Transactivation of the Xenopus rRNA gene promoter by its enhancer.

A key question concerning the mechanism of transcriptional activation by enhancers is about the role of the DNA that connects the enhancer to the promoter. The linking DNA will be important if a regulatory protein(s) binds to the enhancer and then tracks or slides along the DNA to the promoter, or if, on binding, the protein(s) alters the topological state of the DNA. By contrast, if the linking DNA loops out to allow the formation of a promoter-enhancer complex, or if the enhancer increases the local concentration of a transcription factor, co-linearity of the promoter and the enhancer will not be strictly required. In Xenopus laevis, the transcription of the ribosomal RNA genes is stimulated by an enhancer composed of repetitive sequences in the intergenic spacer regions. These repetitive elements contain 60 or 81 base pairs, and their activity is relatively independent of their position and orientation. When the enhancer and promoter sequences are each located on separate DNA molecules, however, the enhancer is no longer able to augment transcription.
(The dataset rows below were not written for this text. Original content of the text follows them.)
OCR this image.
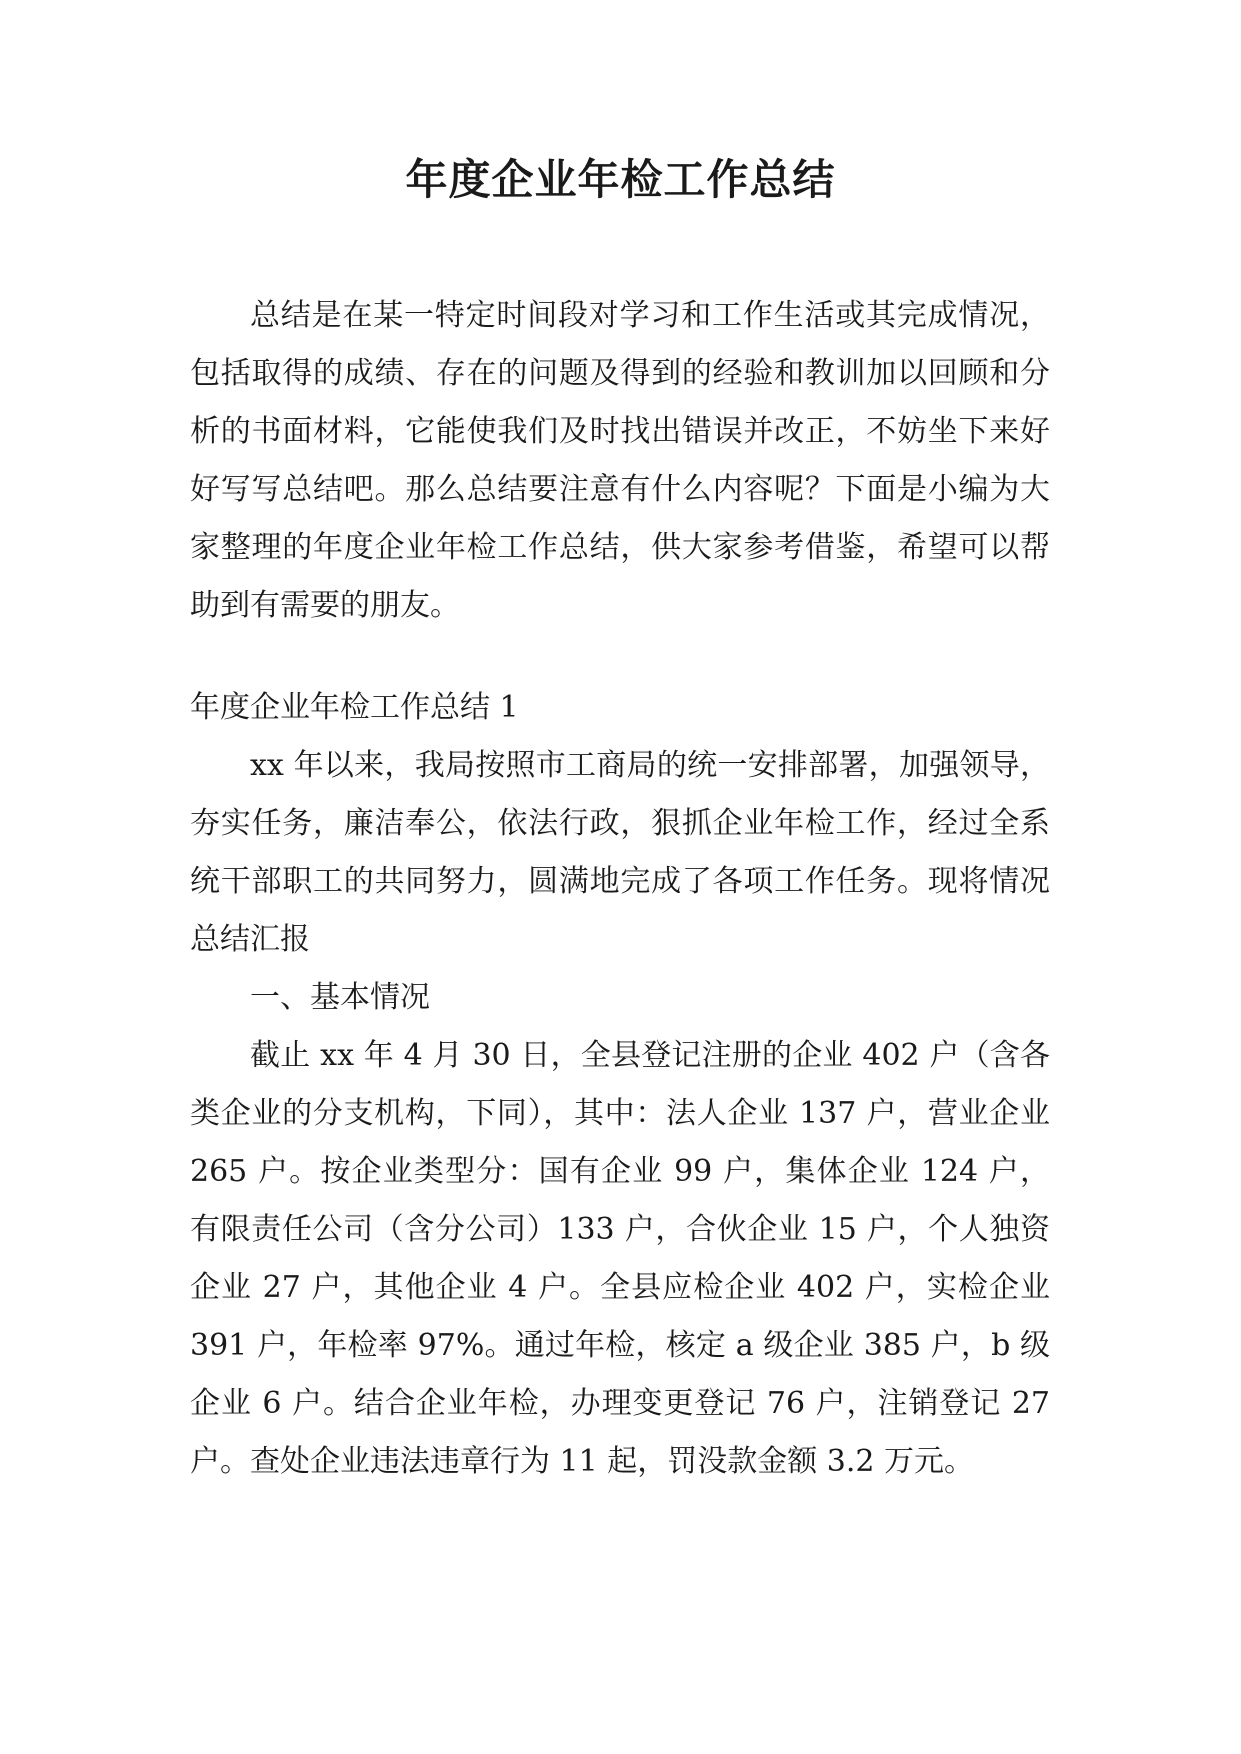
年度企业年检工作总结

总结是在某一特定时间段对学习和工作生活或其完成情况，包括取得的成绩、存在的问题及得到的经验和教训加以回顾和分析的书面材料，它能使我们及时找出错误并改正，不妨坐下来好好写写总结吧。那么总结要注意有什么内容呢？下面是小编为大家整理的年度企业年检工作总结，供大家参考借鉴，希望可以帮助到有需要的朋友。

年度企业年检工作总结 1

xx 年以来，我局按照市工商局的统一安排部署，加强领导，夯实任务，廉洁奉公，依法行政，狠抓企业年检工作，经过全系统干部职工的共同努力，圆满地完成了各项工作任务。现将情况总结汇报

一、基本情况

截止 xx 年 4 月 30 日，全县登记注册的企业 402 户（含各类企业的分支机构，下同），其中：法人企业 137 户，营业企业 265 户。按企业类型分：国有企业 99 户，集体企业 124 户，有限责任公司（含分公司）133 户，合伙企业 15 户，个人独资企业 27 户，其他企业 4 户。全县应检企业 402 户，实检企业 391 户，年检率 97%。通过年检，核定 a 级企业 385 户，b 级企业 6 户。结合企业年检，办理变更登记 76 户，注销登记 27 户。查处企业违法违章行为 11 起，罚没款金额 3.2 万元。
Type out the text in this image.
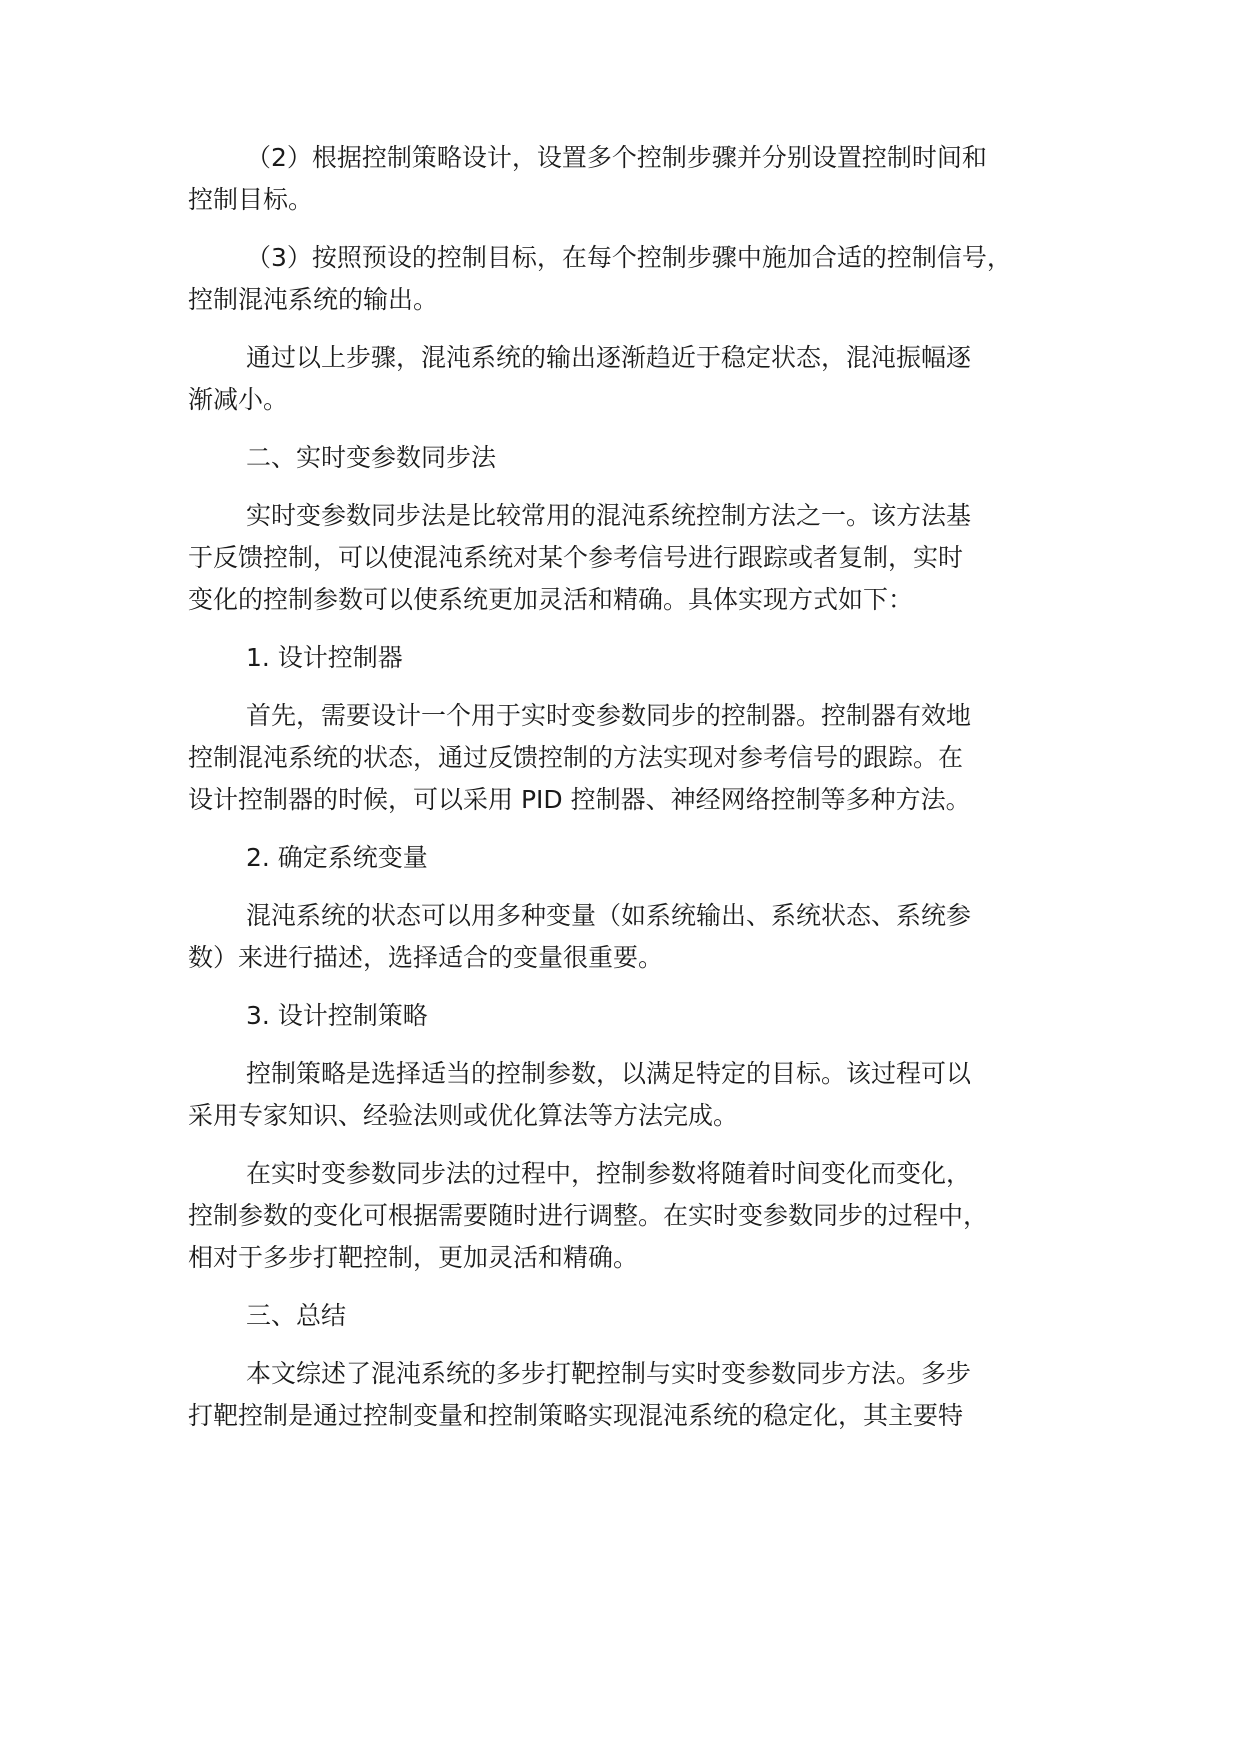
（2）根据控制策略设计，设置多个控制步骤并分别设置控制时间和
控制目标。
（3）按照预设的控制目标，在每个控制步骤中施加合适的控制信号，
控制混沌系统的输出。
通过以上步骤，混沌系统的输出逐渐趋近于稳定状态，混沌振幅逐
渐减小。
二、实时变参数同步法
实时变参数同步法是比较常用的混沌系统控制方法之一。该方法基
于反馈控制，可以使混沌系统对某个参考信号进行跟踪或者复制，实时
变化的控制参数可以使系统更加灵活和精确。具体实现方式如下：
1. 设计控制器
首先，需要设计一个用于实时变参数同步的控制器。控制器有效地
控制混沌系统的状态，通过反馈控制的方法实现对参考信号的跟踪。在
设计控制器的时候，可以采用 PID 控制器、神经网络控制等多种方法。
2. 确定系统变量
混沌系统的状态可以用多种变量（如系统输出、系统状态、系统参
数）来进行描述，选择适合的变量很重要。
3. 设计控制策略
控制策略是选择适当的控制参数，以满足特定的目标。该过程可以
采用专家知识、经验法则或优化算法等方法完成。
在实时变参数同步法的过程中，控制参数将随着时间变化而变化，
控制参数的变化可根据需要随时进行调整。在实时变参数同步的过程中，
相对于多步打靶控制，更加灵活和精确。
三、总结
本文综述了混沌系统的多步打靶控制与实时变参数同步方法。多步
打靶控制是通过控制变量和控制策略实现混沌系统的稳定化，其主要特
We have now tested whether or not this apparent requirement for having the enhancer and promoter in cis can be overcome by keeping them in close proximity while locating them separately on different molecules. This was achieved by generating multiply intertwined, dimeric-catenanes in which the enhancer and promoter were located in trans on different rings. By injecting these catenanes into frog oocytes and measuring the activity of the enhancers in a series of competition assays, we were able to demonstrate that such enhancers can augment transcription in vivo.